An “international army” of “terrorists” was prepared with American and Saudi funds, and Pakistan, in Khan’s words, “trained” this army in terrorism. The irony is that when Pakistan finally turned on its own terrorist outfit called Taliban, Khan and his party sided with the Taliban and he was “chosen” by it as its “vakil” (legal representative). Then Pakistan was getting out of a war of “others” by getting rid of the Taliban, but Khan didn’t like it.

Then there were wars fought by Pakistan as “Pakistan’s own wars” with disastrous results and no international support. No money came in; no comfort was derived either from the fact that they were driven by nationalism. It fought the 1965 war against India based on its “moral” stance on Kashmir. It used the weapons it had got from the Western allies for fighting the Soviet Union and thus lost their international support. There is no evidence that this “national” war against India gave Pakistan any advantage in its internal development. There is however evidence that the 1965 war actually sowed the seeds of disagreement between its two wings leading, in 1971, to the fall of East Pakistan and the creation of Bangladesh.

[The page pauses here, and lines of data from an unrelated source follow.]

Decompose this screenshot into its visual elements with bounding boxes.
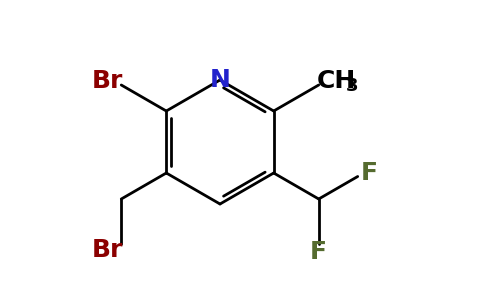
Text: N: N bbox=[210, 68, 230, 92]
Text: F: F bbox=[361, 160, 378, 184]
Text: F: F bbox=[310, 240, 327, 264]
Text: CH: CH bbox=[317, 69, 356, 93]
Text: 3: 3 bbox=[346, 77, 358, 95]
Text: Br: Br bbox=[91, 69, 123, 93]
Text: Br: Br bbox=[91, 238, 123, 262]
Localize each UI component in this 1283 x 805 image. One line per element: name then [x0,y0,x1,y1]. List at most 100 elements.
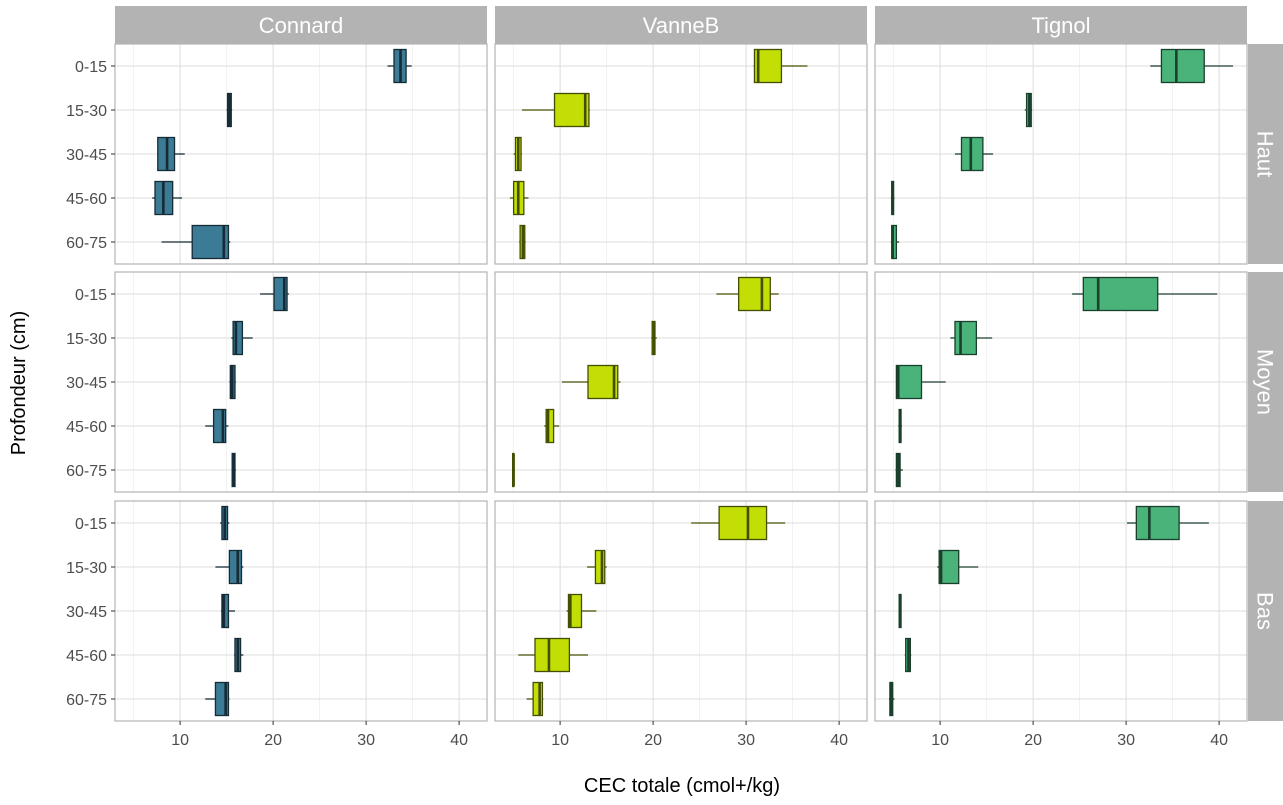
x-tick-label: 30 [737,732,755,749]
boxplot-30-45 [954,136,994,172]
boxplot-15-30 [521,92,590,128]
boxplot-45-60 [518,637,588,673]
boxplot-45-60 [205,408,229,444]
boxplot-45-60 [234,637,244,673]
y-tick-label: 45-60 [66,419,107,436]
x-tick-label: 10 [931,732,949,749]
facet-strip-label: VanneB [643,13,720,38]
facet-strip-bas [1248,501,1283,721]
facet-strip-connard [115,6,487,44]
x-tick-label: 10 [551,732,569,749]
box [895,364,923,400]
boxplot-45-60 [904,637,912,673]
box [191,224,230,260]
x-tick-label: 30 [1117,732,1135,749]
facet-strip-label: Haut [1253,131,1278,177]
facet-strip-label: Tignol [1031,13,1090,38]
panel-tignol-bas: 10 20 30 40 [874,500,1248,749]
boxplot-60-75 [205,681,230,717]
y-axis-title: Profondeur (cm) [8,311,30,456]
box [718,505,768,541]
y-tick-label: 0-15 [75,59,107,76]
boxplot-30-45 [229,364,236,400]
boxplot-30-45 [566,593,597,629]
boxplot-45-60 [509,180,529,216]
y-tick-label: 15-30 [66,331,107,348]
boxplot-15-30 [651,320,657,356]
box [228,549,243,585]
boxplot-60-75 [512,452,515,488]
panel-vanneb-moyen [494,271,868,493]
box [960,136,984,172]
y-tick-label: 0-15 [75,287,107,304]
boxplot-15-30 [226,92,233,128]
panel-vanneb-bas: 10 20 30 40 [494,500,868,749]
panel-tignol-moyen [874,271,1248,493]
panels-layer: Connard VanneB Tignol Haut Moyen Bas 0-15 15-30… [66,6,1283,749]
boxplot-0-15 [387,48,412,84]
y-tick-label: 60-75 [66,235,107,252]
box [545,408,555,444]
box [594,549,606,585]
panel-connard-moyen: 0-15 15-30 30-45 45-60 60-75 [66,271,488,493]
boxplot-30-45 [513,136,522,172]
panel-border [494,500,868,722]
box [534,637,571,673]
boxplot-60-75 [888,681,895,717]
panel-connard-bas: 0-15 15-30 30-45 45-60 60-75 10 20 30 40 [66,500,488,749]
facet-strip-haut [1248,44,1283,264]
x-axis-title: CEC totale (cmol+/kg) [584,775,780,797]
boxplot-60-75 [519,224,526,260]
boxplot-0-15 [716,276,779,312]
box [532,681,544,717]
box [221,593,230,629]
boxplot-30-45 [895,364,946,400]
x-tick-label: 40 [450,732,468,749]
boxplot-15-30 [937,549,979,585]
boxplot-0-15 [691,505,786,541]
box [938,549,960,585]
y-tick-label: 30-45 [66,375,107,392]
x-tick-label: 40 [1210,732,1228,749]
y-tick-label: 30-45 [66,147,107,164]
boxplot-30-45 [561,364,621,400]
boxplot-15-30 [950,320,993,356]
box [1082,276,1159,312]
box [553,92,590,128]
boxplot-45-60 [544,408,560,444]
boxplot-15-30 [215,549,244,585]
panel-border [874,43,1248,265]
boxplot-0-15 [1072,276,1218,312]
x-tick-label: 20 [644,732,662,749]
y-tick-label: 30-45 [66,604,107,621]
boxplot-0-15 [220,505,230,541]
boxplot-0-15 [753,48,808,84]
box [567,593,583,629]
y-tick-label: 0-15 [75,516,107,533]
y-tick-label: 45-60 [66,191,107,208]
facet-strip-tignol [875,6,1247,44]
panel-border [874,271,1248,493]
facet-strip-label: Bas [1253,592,1278,630]
panel-connard-haut: 0-15 15-30 30-45 45-60 60-75 [66,43,488,265]
boxplot-60-75 [890,224,900,260]
facet-strip-label: Connard [259,13,343,38]
facet-strip-label: Moyen [1253,349,1278,415]
boxplot-15-30 [1024,92,1033,128]
facet-strip-moyen [1248,272,1283,492]
y-tick-label: 45-60 [66,648,107,665]
box [954,320,978,356]
panel-tignol-haut [874,43,1248,265]
boxplot-60-75 [231,452,236,488]
boxplot-45-60 [890,180,895,216]
boxplot-30-45 [221,593,235,629]
boxplot-15-30 [587,549,607,585]
boxplot-30-45 [898,593,902,629]
y-tick-label: 15-30 [66,560,107,577]
panel-vanneb-haut [494,43,868,265]
boxplot-60-75 [526,681,544,717]
y-tick-label: 60-75 [66,463,107,480]
boxplot-45-60 [152,180,182,216]
boxplot-0-15 [1150,48,1234,84]
boxplot-60-75 [895,452,903,488]
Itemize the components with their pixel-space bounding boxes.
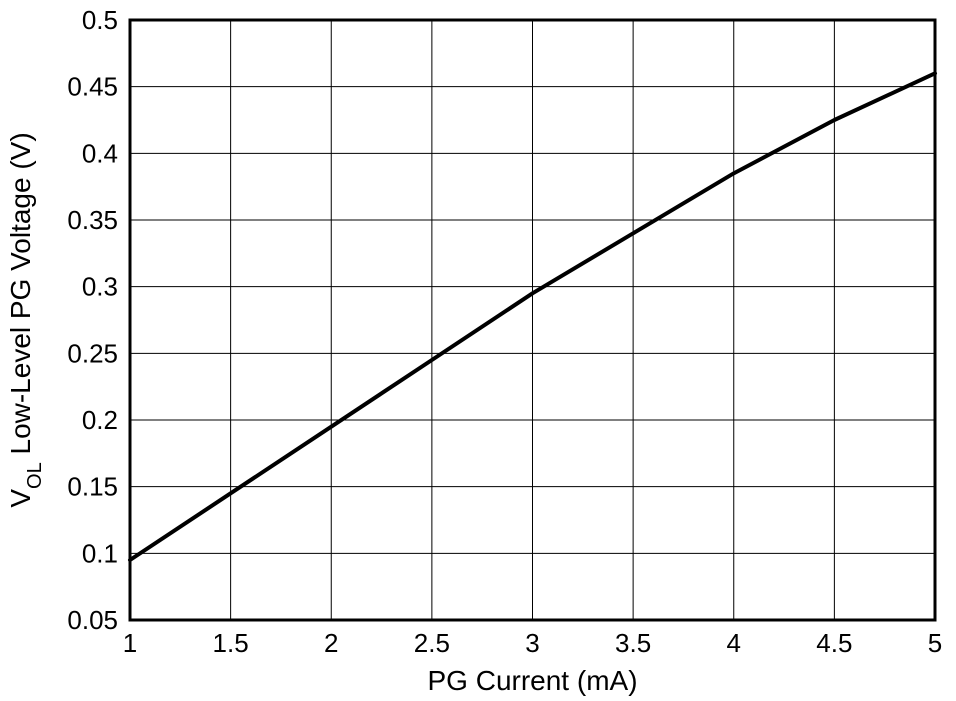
x-axis-label: PG Current (mA) xyxy=(427,665,637,696)
x-tick-label: 3 xyxy=(525,628,539,658)
y-tick-label: 0.45 xyxy=(67,72,118,102)
y-tick-label: 0.4 xyxy=(82,138,118,168)
line-chart: 1 1.5 2 2.5 3 3.5 4 4.5 5 0.05 0.1 0.15 0.2 0.25 0.3 0.… xyxy=(0,0,956,701)
y-tick-label: 0.05 xyxy=(67,605,118,635)
y-tick-label: 0.35 xyxy=(67,205,118,235)
x-tick-label: 1 xyxy=(123,628,137,658)
x-tick-label: 2 xyxy=(324,628,338,658)
x-tick-label: 4.5 xyxy=(816,628,852,658)
y-tick-label: 0.5 xyxy=(82,5,118,35)
y-tick-label: 0.1 xyxy=(82,538,118,568)
x-tick-label: 4 xyxy=(727,628,741,658)
y-tick-label: 0.2 xyxy=(82,405,118,435)
y-tick-label: 0.15 xyxy=(67,472,118,502)
y-tick-label: 0.25 xyxy=(67,338,118,368)
y-tick-label: 0.3 xyxy=(82,272,118,302)
chart-container: 1 1.5 2 2.5 3 3.5 4 4.5 5 0.05 0.1 0.15 0.2 0.25 0.3 0.… xyxy=(0,0,956,701)
x-tick-label: 5 xyxy=(928,628,942,658)
x-tick-label: 1.5 xyxy=(213,628,249,658)
x-tick-label: 2.5 xyxy=(414,628,450,658)
x-tick-label: 3.5 xyxy=(615,628,651,658)
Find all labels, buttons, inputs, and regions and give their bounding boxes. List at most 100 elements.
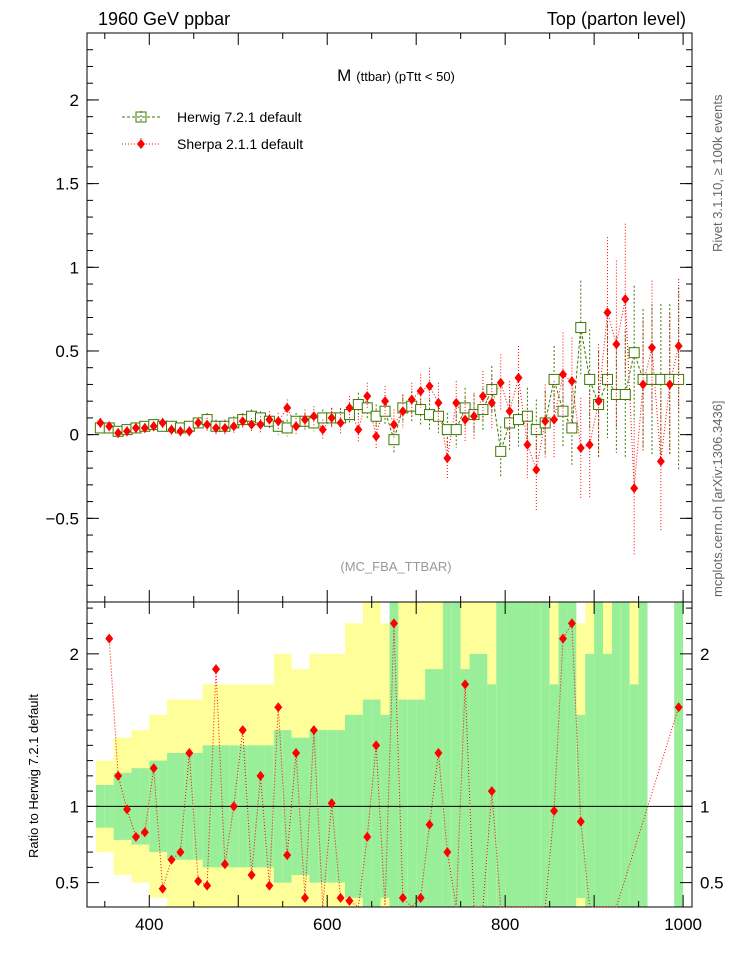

The ironies springing from Pakistan’s “own wars” are hard to stomach as we blame “other states” for what happened even in this case. The common denominator in the military defeats suffered by Pakistan is the dominance of the Pakistan Army and a succession of martial laws. This dominance continues and Prime Minister Khan will have to rethink his wisdom about wars in 2019.

The last war which Pakistan fought as its own war and not “for American money” was the Kargil war of 1999. It was a defeat more humiliating than the 1971 war that broke up the state. Taking place between May and July 1999, the Kargil conflict was a disaster. But there was “habitual” damage in the aftermath. Instead of stock-taking and self-correction, this “national war” strengthened the very elements who had undertaken this stupid misadventure.

But rather than face punishment for his failings, its planner-executioner, then-Army chief General Pervez Musharraf, staged a coup against the democratically elected government of Nawaz Sharif in October 1999, grabbing the reins of power for nearly a decade. An already crippled economy, struggling under the weight of sanctions imposed by the US after the previous year’s nuclear tests, had to cough up $2 billion for the botched war. The damage to Pakistan’s international standing was no less significant: in the eyes of the world, Pakistan was now a dangerously unstable state led by brainless military officers with little or no accountability.

Conclusion: Fighting any wars in this day and age is disastrous for the state but fighting others’ wars still comes out better than fighting the “patriotic” ones that drain the state of funds and lose international support. Prime Minister Imran Khan has however turned a new leaf by calling out to India to start cross-border trade and “normalisation” of relations. This means eschewing all kinds of wars – even though fighting “others’ wars” still looks a bit more attractive than Pakistan’s “own wars”.